According to the U.S. Bankruptcy Court docket, SG Blocks filed a Plan of Reorganization and related Disclosure Statement.
Under the Disclosure Statement, holders of all allowed priority tax claims shall be paid on the effective date; holders of priority non-tax claims paid in full on the effective date; holders of D.I.P. lender secured claim paid in full on the effective date; holders of prepetition lender secured claim shall be paid shall receive 100% of a newly-issued convertible preferred stock; holders of general unsecured claims shall receive distribution of 100% of its allowed claim payable as follows: 50% of its allowed claim on the effective date, 25% at the conclusion of the next full fiscal quarter of the reorganized debtor after the effective date and the remaining 25% of its allowed claim at the conclusion of the second full fiscal quarter. Shares of stock held by each holder of interests in the Debtors shall be cancelled and replaced by such holder’s pro rata share of 100% of the new common stock in the reorganized debtors that is outstanding at the effective date.

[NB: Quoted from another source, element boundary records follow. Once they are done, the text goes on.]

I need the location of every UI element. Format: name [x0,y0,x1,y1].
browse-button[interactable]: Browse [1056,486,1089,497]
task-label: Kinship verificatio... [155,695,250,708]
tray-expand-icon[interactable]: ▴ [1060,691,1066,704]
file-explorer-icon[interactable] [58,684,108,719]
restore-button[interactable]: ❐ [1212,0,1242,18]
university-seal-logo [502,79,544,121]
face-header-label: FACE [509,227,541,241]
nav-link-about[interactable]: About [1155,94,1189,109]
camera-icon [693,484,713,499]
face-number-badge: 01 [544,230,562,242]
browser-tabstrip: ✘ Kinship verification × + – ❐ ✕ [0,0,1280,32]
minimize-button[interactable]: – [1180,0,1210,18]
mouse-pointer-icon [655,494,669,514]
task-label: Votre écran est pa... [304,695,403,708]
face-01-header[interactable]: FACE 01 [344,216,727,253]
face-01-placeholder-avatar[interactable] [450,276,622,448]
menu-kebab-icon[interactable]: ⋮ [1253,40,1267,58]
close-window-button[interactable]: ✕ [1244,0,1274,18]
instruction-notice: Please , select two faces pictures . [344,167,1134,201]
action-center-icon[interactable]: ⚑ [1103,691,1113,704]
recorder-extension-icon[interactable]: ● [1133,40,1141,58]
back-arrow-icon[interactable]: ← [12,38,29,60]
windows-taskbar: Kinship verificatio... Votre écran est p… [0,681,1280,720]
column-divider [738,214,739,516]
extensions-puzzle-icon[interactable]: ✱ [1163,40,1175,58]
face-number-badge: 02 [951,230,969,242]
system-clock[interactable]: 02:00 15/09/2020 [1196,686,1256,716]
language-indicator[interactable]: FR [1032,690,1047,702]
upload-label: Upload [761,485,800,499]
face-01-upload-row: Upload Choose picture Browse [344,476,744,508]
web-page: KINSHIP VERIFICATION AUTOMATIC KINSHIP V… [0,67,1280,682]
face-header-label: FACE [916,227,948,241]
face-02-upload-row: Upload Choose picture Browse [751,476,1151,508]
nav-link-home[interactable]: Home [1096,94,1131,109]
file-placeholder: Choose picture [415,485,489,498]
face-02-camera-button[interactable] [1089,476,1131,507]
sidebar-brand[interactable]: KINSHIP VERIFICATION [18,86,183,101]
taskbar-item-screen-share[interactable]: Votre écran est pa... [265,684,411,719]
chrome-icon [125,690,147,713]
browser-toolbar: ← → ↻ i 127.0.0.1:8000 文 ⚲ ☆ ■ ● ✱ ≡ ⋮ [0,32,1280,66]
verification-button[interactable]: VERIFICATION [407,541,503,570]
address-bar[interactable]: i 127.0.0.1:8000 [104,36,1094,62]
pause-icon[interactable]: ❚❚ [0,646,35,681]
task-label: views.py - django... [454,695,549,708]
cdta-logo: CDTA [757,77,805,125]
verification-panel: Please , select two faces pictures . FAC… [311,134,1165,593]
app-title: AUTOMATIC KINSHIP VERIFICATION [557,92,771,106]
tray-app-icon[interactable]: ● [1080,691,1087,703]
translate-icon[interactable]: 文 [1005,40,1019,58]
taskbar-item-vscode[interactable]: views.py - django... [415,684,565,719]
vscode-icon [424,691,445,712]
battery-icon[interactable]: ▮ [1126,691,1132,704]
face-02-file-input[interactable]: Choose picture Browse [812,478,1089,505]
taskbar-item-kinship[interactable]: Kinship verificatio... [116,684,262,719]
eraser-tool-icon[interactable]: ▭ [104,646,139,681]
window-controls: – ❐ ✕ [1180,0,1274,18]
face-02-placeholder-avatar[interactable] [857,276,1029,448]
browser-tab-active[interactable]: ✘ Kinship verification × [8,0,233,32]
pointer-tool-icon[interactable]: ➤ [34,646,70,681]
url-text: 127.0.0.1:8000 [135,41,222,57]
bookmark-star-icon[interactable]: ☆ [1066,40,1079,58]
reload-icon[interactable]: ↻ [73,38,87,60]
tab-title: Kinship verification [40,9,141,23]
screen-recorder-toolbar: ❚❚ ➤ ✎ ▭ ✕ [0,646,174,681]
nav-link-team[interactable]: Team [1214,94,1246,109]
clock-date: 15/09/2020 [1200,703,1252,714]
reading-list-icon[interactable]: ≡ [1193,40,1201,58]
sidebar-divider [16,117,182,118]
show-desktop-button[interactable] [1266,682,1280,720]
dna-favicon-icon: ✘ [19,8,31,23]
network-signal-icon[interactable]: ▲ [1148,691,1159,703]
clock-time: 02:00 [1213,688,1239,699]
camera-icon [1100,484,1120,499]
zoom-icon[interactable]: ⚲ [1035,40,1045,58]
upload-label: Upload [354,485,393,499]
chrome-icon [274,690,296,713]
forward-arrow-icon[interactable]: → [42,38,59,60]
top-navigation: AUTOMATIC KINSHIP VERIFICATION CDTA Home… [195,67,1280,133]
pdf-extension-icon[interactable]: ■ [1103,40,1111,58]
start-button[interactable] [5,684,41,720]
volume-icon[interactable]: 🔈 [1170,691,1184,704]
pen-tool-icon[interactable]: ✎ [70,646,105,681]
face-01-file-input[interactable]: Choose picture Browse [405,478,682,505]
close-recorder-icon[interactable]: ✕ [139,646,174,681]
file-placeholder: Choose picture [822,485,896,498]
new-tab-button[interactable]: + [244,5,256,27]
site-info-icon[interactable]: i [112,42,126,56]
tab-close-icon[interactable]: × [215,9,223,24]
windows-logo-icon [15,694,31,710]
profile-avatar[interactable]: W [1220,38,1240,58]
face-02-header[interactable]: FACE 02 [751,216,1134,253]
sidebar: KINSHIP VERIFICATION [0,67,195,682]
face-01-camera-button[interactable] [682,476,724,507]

On the Plan’s effective date, the $5,405,010 of Pre-Petition Secured Debt will be exchanged and converted into 5,405,010 shares of new Series A Convertible Preferred Stock, par value of $1.00 per share, of SG Blocks. Each share of Series A Convertible Preferred Stock is convertible into one share of common stock of SG Blocks upon: (i) a change of control, or (ii) a majority vote of the Series A Convertible Preferred Stock to convert. The Series A Convertible Preferred Stock shall have a liquidation preference at $1 per share.